Громыко выдернул из кипы бумаг несколько нужных страниц, быстро пробежал их глазами и откашлялся:
— Вадим Петрович Ростиньяков оказался потомком терского казака Дарганова, женившегося во время войны с Наполеоном Бонапартом на французской дворянке Софи де Люссон и привезшего ее на свою родину, в станицу Стодеревскую на Кавказе, — на одном дыхании прочитал он.
— Ну и что вы нашли здесь плохого? — приподнял одну бровь Брежнев. — Ленин тоже был дворянином, а советская дипломатка Сашенька Коллонтай разъезжала по всему миру безо всякой чекистской охраны, хотя вначале была эсером и в роду у нее были контрреволюционеры.
— Леонид Ильич, дело в том, что когда эта чета покидала Париж, то у французов случилась кража весьма редких раритетов, в частности, золотой цепи с медальоном, принадлежавших одному из кардиналов и считавшихся их национальной святыней. Пропали и многие другие ценности, среди которых была диадема работы известного итальянского ювелира Пазолини.
— Драгоценности украл со своей мамзелькой этот казак Дарганов?
— По данному поводу до сих пор ничего не известно. Но в краже тогда подозревали банду из терских казаков, предводителем у которой была французская женщина. Вот постановление императора Александра Первого о проверках на всех дорогах Европы, ведущих в Россию.
— Если до сих пор неизвестно, то зачем поднимать лишний шум? — Генеральный секретарь нахмурился, нашарив среди бумаг паркер, постучал им по столу. — Эти сокровища не найдены совсем, или они остались у нас?
— От них и следов не осталось, то есть, наши органы не располагают никакой информацией.
— Галиматья какая-то, у терских казаков атаманом была французская Жанна Д'Арк… Кто в это поверит, и почему все решили, что сокровища украдены этой парой?

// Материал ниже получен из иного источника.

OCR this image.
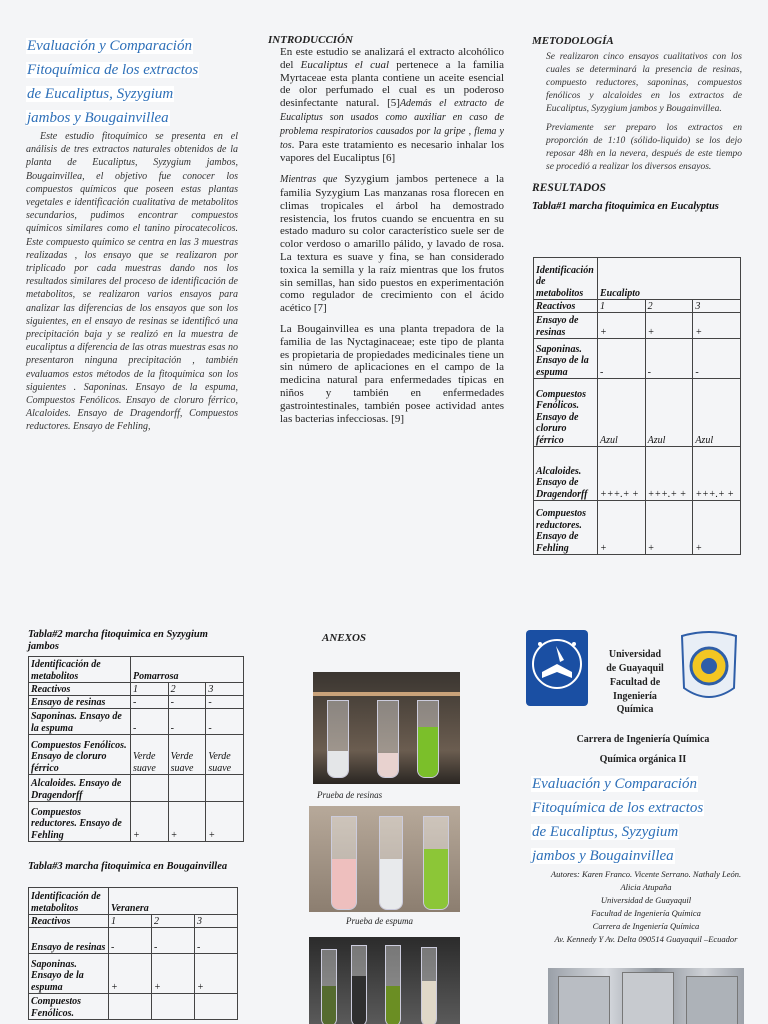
Evaluación y Comparación
Fitoquímica de los extractos
de Eucaliptus, Syzygium
jambos y Bougainvillea
Este estudio fitoquímico se presenta en el análisis de tres extractos naturales obtenidos de la planta de Eucaliptus, Syzygium jambos, Bougainvillea, el objetivo fue conocer los compuestos químicos que poseen estas plantas vegetales e identificación cualitativa de metabolitos secundarios, pudimos encontrar compuestos químicos similares como el tanino pirocatecolicos. Este compuesto químico se centra en las 3 muestras realizadas , los ensayo que se realizaron por triplicado por cada muestras dando nos los resultados similares del proceso de identificación de metabolitos, se realizaron varios ensayos para analizar las diferencias de los ensayos que son los siguientes, en el ensayo de resinas se identificó una precipitación baja y se realizó en la muestra de eucaliptus a diferencia de las otras muestras esas no presentaron ninguna precipitación , también evaluamos estos métodos de la fitoquímica son los siguientes . Saponinas. Ensayo de la espuma, Compuestos Fenólicos. Ensayo de cloruro férrico, Alcaloides. Ensayo de Dragendorff, Compuestos reductores. Ensayo de Fehling,
INTRODUCCIÓN
En este estudio se analizará el extracto alcohólico del Eucaliptus el cual pertenece a la familia Myrtaceae esta planta contiene un aceite esencial de olor perfumado el cual es un poderoso desinfectante natural. [5]Además el extracto de Eucaliptus son usados como auxiliar en caso de problema respiratorios causados por la gripe , flema y tos. Para este tratamiento es necesario inhalar los vapores del Eucaliptus [6]
Mientras que Syzygium jambos pertenece a la familia Syzygium Las manzanas rosa florecen en climas tropicales el árbol ha demostrado resistencia, los frutos cuando se encuentra en su estado maduro su color característico suele ser de color verdoso o amarillo pálido, y lavado de rosa. La textura es suave y fina, se han considerado toxica la semilla y la raíz mientras que los frutos sin semillas, han sido puestos en experimentación como regulador de crecimiento con el ácido acético [7]
La Bougainvillea es una planta trepadora de la familia de las Nyctaginaceae; este tipo de planta es propietaria de propiedades medicinales tiene un sin número de aplicaciones en el campo de la medicina natural para enfermedades típicas en niños y también en enfermedades gastrointestinales, también posee actividad antes las bacterias infecciosas. [9]
METODOLOGÍA
Se realizaron cinco ensayos cualitativos con los cuales se determinará la presencia de resinas, compuesto reductores, saponinas, compuestos fenólicos y alcaloides en los extractos de Eucaliptus, Syzygium jambos y Bougainvillea.
Previamente ser preparo los extractos en proporción de 1:10 (sólido-liquido) se los dejo reposar 48h en la nevera, después de este tiempo se procedió a realizar los diversos ensayos.
RESULTADOS
Tabla#1 marcha fitoquimica en Eucalyptus
Identificación de metabolitos	Eucalipto		
Reactivos	1	2	3
Ensayo de resinas	+	+	+
Saponinas. Ensayo de la espuma	-	-	-
Compuestos Fenólicos. Ensayo de cloruro férrico	Azul	Azul	Azul
Alcaloides. Ensayo de Dragendorff	+++.+ +	+++.+ +	+++.+ +
Compuestos reductores. Ensayo de Fehling	+	+	+
Tabla#2 marcha fitoquimica en Syzygium jambos
Identificación de metabolitos	Pomarrosa		
Reactivos	1	2	3
Ensayo de resinas	-	-	-
Saponinas. Ensayo de la espuma	-	-	-
Compuestos Fenólicos. Ensayo de cloruro férrico	Verde suave	Verde suave	Verde suave
Alcaloides. Ensayo de Dragendorff			
Compuestos reductores. Ensayo de Fehling	+	+	+
Tabla#3 marcha fitoquimica en Bougainvillea
Identificación de metabolitos	Veranera		
Reactivos	1	2	3
Ensayo de resinas	-	-	-
Saponinas. Ensayo de la espuma	+	+	+
Compuestos Fenólicos.			
ANEXOS
Prueba de resinas
Prueba de espuma
Universidad
de Guayaquil
Facultad de
Ingeniería
Química
Carrera de Ingeniería Química
Química orgánica II
Evaluación y Comparación
Fitoquímica de los extractos
de Eucaliptus, Syzygium
jambos y Bougainvillea
Autores: Karen Franco. Vicente Serrano. Nathaly León.
Alicia Atupaña
Universidad de Guayaquil
Facultad de Ingeniería Química
Carrera de Ingeniería Química
Av. Kennedy Y Av. Delta 090514 Guayaquil –Ecuador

— Дело в том, что одна из дочерей казака Дарганова вышла замуж за французского аристократа Буало де Ростиньяк. Они поселились в Москве, в собственном особняке на Воздвиженской улице, приобретенном Даргановым и его женой Софьей как раз во времена их возвращения из Парижа. Кстати, от союза дочери с тем французом начинается фамилия Ростиньяковы.
— А не мог этот Буало купить особняк на свои деньги?
— Сделка с прежним хозяином дома графом Заславским произошла на двадцать с лишним лет раньше, когда герцог Ростиньяк еще под стол пешком ходил. Кроме того, по данным, полученным из французской полиции, примерно в то же время дворянкой Софи де Люссон был приобретен во Франции замок недалеко от городка Обревиль, где был мэром ее родной дядя по фамилии Месмезон. Туда уехал жить ее младший сын Петр, женившийся на Сильвии де Эстель, тоже французской аристократке. Но и это еще не все.